Effect of induced strain by substrate orientation on magnetic properties in BaTiO3/La0.7Sr0.3MnO3 bilayers

Abstract

Abstract Hybrid multiferroics composed of ferromagnetic (FM) / ferroelectric (FE) heterostructures offer a possible route to design artificial multiferroic material exhibiting, for example, magnetoelectric coupling. We have grown BaTiO3 (100 nm)/ La2/3Sr1/3MnO3 (25 nm) bilayers on (001)-, (110)-, and (111)-oriented SrTiO3 substrate to study the induced strain influence in their magnetic properties. From structural characterization by x-ray analysis we found that La2/3Sr1/3MnO3 (LSMO) layer grew epitaxially strained, whereas BaTiO3 (BTO) film grew relaxed with lattice parameter close to that for single film.
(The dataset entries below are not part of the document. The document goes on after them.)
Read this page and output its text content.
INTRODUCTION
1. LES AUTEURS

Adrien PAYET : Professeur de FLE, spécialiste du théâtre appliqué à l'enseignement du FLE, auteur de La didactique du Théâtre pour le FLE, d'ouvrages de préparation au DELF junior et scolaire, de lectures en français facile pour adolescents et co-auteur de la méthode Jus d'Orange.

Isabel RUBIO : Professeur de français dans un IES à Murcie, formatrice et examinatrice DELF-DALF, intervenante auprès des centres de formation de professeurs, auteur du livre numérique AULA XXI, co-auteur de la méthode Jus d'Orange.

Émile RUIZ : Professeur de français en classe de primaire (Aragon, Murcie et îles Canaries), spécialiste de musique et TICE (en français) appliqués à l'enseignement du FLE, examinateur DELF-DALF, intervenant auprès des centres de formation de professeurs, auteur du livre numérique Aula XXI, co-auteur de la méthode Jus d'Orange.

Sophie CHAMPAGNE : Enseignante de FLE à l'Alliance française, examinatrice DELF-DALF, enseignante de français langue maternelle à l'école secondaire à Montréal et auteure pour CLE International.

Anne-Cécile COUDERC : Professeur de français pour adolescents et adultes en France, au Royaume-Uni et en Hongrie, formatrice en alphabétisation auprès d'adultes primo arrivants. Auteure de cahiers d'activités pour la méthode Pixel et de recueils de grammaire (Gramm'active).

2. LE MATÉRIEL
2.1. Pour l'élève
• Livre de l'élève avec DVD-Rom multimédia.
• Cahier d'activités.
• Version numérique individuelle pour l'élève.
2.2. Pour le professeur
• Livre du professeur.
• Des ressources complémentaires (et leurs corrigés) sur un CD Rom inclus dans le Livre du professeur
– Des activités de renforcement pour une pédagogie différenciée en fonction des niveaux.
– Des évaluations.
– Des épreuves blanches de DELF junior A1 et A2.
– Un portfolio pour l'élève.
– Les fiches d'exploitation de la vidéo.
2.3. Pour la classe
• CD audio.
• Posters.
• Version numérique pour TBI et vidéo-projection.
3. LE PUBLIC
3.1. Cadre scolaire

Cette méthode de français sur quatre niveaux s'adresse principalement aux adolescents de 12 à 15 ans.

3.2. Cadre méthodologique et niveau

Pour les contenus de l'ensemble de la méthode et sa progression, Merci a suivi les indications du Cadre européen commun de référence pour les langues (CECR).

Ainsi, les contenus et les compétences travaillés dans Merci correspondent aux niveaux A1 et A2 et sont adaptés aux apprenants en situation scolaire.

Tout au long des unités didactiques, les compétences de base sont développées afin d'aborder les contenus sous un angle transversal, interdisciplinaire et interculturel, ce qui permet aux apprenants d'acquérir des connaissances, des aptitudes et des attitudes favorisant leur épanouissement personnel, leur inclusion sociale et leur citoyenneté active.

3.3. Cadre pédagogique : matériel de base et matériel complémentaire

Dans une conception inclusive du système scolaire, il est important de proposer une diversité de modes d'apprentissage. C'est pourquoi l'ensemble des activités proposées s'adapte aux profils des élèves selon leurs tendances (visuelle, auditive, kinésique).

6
The magnetic measurements show a ferromagnetic order for all bilayers at room temperature with a Curie temperature TC∼350 K exhibiting a slight decrease of the magnetic properties (MS, HC and TC) of the bilayers in comparison with those for the La2/3Sr1/3MnO3 film. These variations could be associated to strained/relaxed regions induced by substrate orientation, and dislocation formation close to BTO/LSMO interface, among others phenomena. The magnetization mechanism was studied using the Berger model, where a critical β exponent ∼ 0.25 was found for all LSMO films in different STO orientations, which agrees with the tricritical point model. However, we found a β=0.283 only for the bilayer deposited on (001)STO substrate that coincides with previous reports for YMnO3 multiferroic materials. This behavior is not observed n either in the bilayer grown on (110) STO or (111) STO and displays indirectly a possible magnetoelectrical coupling in this configuration.